I am trying to understand some lines in the proof of following theorem, which I am not getting.
Theorem: Let $\mathfrak{p}_i$ ($i=1,2,\ldots,d$) be prime ideals in a commutative ring $A$ and $\mathfrak{a}$ be any ideal. If for some $y\in A$, $y+\mathfrak{a}\subseteq \cup_{i=1}^d \mathfrak{p}_i$, then $\mathfrak{a}\subseteq \mathfrak{p}_i$ for some $i$.
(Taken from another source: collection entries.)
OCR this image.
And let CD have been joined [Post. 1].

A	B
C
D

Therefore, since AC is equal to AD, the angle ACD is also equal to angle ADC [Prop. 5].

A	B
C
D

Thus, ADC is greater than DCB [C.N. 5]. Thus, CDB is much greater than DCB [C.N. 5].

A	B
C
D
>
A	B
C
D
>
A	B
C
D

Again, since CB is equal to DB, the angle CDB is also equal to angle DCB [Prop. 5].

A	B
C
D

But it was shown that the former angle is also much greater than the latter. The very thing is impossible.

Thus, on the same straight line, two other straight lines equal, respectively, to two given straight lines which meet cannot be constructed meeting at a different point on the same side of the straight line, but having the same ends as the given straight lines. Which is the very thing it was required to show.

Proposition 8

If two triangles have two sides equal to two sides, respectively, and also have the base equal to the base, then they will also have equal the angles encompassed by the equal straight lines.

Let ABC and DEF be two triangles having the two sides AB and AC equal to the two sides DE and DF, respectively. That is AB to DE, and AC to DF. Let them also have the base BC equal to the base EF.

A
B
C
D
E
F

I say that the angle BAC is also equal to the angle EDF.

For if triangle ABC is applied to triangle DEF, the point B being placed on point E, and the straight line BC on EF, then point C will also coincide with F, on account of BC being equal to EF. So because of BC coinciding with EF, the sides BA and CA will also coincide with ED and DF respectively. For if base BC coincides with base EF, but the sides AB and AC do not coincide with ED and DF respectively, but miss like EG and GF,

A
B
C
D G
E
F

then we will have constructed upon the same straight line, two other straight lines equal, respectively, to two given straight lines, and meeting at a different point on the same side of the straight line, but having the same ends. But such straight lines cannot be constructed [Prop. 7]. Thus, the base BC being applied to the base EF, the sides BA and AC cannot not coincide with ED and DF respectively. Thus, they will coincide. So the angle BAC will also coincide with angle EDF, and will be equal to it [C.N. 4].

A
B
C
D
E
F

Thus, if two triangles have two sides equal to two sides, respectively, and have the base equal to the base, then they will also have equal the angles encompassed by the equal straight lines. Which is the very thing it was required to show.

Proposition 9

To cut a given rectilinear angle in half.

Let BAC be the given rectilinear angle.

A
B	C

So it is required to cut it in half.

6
Here are few lines of the proof.
Since $y=y+0$, so it is in some prime ideal $\mathfrak{p}_i$.
Case 1. Assume that $y$ is in some, but not all prime ideals, say $$ y\in \mathfrak{p}_1\cap \cdots \cap \mathfrak{p}_j, \,\,\,\, y\notin \mathfrak{p}_{j+1}\cup \cdots \cup \mathfrak{p}_d. $$ Assume that no prime ideals are contained in other prime ideals here.
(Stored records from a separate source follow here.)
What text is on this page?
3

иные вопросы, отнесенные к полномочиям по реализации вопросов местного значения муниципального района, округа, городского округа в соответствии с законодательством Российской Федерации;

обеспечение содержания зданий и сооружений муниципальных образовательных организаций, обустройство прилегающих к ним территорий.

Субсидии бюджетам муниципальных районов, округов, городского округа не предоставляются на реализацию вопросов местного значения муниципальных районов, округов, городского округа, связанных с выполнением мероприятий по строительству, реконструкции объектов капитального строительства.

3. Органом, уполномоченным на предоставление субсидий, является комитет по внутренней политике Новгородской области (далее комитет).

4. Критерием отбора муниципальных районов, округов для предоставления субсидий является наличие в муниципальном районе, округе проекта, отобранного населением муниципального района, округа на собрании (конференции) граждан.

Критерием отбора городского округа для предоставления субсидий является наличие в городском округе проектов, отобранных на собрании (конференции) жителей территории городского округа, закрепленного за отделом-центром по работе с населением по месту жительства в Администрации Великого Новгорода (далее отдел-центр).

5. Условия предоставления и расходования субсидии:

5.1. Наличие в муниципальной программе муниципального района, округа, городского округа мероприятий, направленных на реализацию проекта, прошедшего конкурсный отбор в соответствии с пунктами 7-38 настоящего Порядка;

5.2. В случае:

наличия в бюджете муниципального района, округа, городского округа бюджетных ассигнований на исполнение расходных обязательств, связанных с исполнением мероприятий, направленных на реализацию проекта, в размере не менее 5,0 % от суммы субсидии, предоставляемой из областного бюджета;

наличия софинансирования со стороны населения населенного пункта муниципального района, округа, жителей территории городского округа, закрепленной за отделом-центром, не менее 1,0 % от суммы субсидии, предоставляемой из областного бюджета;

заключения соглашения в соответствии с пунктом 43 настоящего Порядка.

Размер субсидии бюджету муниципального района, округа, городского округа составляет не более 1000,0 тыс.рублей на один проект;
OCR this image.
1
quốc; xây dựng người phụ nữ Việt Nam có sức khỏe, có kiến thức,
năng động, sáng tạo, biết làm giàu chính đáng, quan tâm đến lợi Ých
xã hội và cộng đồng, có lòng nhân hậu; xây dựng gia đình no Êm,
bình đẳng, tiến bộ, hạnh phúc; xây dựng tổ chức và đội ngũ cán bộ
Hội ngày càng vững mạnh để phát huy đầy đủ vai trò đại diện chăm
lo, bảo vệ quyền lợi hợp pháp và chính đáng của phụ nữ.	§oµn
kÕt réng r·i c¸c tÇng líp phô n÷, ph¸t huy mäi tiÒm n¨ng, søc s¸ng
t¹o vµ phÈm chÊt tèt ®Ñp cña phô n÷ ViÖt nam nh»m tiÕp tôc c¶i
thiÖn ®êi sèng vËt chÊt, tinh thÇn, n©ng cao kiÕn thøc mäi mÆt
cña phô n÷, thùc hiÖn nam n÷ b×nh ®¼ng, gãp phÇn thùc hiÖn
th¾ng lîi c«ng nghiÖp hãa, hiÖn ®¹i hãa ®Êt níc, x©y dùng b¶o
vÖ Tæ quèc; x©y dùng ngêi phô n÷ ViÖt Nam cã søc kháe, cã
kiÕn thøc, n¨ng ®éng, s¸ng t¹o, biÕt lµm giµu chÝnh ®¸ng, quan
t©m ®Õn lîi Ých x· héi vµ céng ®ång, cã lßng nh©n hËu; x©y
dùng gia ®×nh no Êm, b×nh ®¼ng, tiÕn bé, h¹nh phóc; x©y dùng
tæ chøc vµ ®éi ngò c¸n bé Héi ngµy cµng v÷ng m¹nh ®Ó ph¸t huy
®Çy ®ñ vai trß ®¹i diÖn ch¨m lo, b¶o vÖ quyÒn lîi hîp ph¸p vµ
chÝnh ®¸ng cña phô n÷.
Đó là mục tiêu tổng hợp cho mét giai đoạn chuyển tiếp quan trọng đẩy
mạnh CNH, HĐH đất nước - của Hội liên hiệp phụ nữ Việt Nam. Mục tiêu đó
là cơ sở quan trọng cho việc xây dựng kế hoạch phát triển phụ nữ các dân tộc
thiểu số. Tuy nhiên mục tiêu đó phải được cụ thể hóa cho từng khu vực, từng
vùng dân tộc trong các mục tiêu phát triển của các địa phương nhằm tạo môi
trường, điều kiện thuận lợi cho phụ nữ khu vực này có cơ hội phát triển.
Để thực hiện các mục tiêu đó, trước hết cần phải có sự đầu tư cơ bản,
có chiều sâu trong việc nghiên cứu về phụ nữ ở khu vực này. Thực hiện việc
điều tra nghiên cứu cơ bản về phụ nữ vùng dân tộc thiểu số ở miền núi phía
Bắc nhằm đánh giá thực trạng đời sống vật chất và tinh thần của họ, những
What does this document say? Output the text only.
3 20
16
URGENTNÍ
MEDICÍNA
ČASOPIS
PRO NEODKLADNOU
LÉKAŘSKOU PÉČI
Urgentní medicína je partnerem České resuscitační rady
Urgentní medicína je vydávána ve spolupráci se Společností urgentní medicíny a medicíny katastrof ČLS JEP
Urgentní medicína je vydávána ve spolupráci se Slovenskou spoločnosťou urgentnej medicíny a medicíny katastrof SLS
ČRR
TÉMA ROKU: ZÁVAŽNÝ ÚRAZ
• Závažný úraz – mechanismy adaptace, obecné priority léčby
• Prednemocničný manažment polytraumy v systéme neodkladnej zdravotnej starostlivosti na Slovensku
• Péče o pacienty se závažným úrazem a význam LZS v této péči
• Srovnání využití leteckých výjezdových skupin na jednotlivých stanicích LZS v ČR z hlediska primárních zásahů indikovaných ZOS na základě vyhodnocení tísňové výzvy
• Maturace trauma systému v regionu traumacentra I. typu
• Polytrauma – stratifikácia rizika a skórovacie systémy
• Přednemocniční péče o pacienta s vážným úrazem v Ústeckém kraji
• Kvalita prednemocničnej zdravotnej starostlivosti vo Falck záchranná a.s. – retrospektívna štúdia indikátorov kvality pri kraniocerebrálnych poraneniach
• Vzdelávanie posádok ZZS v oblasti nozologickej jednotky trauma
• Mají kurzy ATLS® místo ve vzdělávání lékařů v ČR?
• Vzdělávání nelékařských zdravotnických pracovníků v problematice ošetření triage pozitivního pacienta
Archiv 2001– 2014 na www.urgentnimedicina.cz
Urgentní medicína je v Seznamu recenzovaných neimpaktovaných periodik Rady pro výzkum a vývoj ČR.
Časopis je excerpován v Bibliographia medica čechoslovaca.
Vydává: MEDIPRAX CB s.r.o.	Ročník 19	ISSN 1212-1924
Choose $x\in \mathfrak{a}\cap \mathfrak{p}_{j+1}\cap \cdots \cap \mathfrak{p}_d$ with $x\notin \mathfrak{p}_1\cup \cdots \cup \mathfrak{p}_j$.
Then $y+x\in\cup_i \mathfrak{p}_i$, contradiction.
Question: I do not get why we can guarantee the existence of $x$ with requirement in last but second step?
Ref: Lecture notes on Local Rings, by Iversen, Page 3,
For each $l\in\{1,...,d\}$ choose $\alpha_l \in \mathfrak{a}\setminus\mathfrak{p}_l$. This is possible because otherwise $\mathfrak{a}\subseteq\mathfrak{p}_l$ for some $l$ and the proof of the theorem is complete.
For each $k,l\in\{1,...,d\}$ such that $k\neq l$ choose $\beta_{kl}\in\mathfrak{p}_k\setminus\mathfrak{p}_l$. This is possible because of the non-containment assumption on the prime ideals.
For each $l\in\{1,...,d\}$ let $$\gamma_l=\prod_{k\neq l}\beta_{kl}$$
Then $\gamma_l\not\in\mathfrak{p}_l$ but $\gamma_l\in\mathfrak{p}_k$ for $k\neq l$.
For each $l\in\{1,...,j\}$ let $$x_l=\alpha_l\prod_{k=j+1}^d \beta_{kl}$$ Then $x_l\in\mathfrak{a}\cap \mathfrak{p}_{j+1}\cap \cdots \cap \mathfrak{p}_d$ but $x_l\not\in\mathfrak{p}_l$.
Now let $$x=\sum_{l=1}^j \gamma_l x_l$$ Then $x\in\mathfrak{a}\cap \mathfrak{p}_{j+1}\cap \cdots \cap \mathfrak{p}_d$ and $x\notin\mathfrak{p}_1\cup \cdots \cup \mathfrak{p}_j$.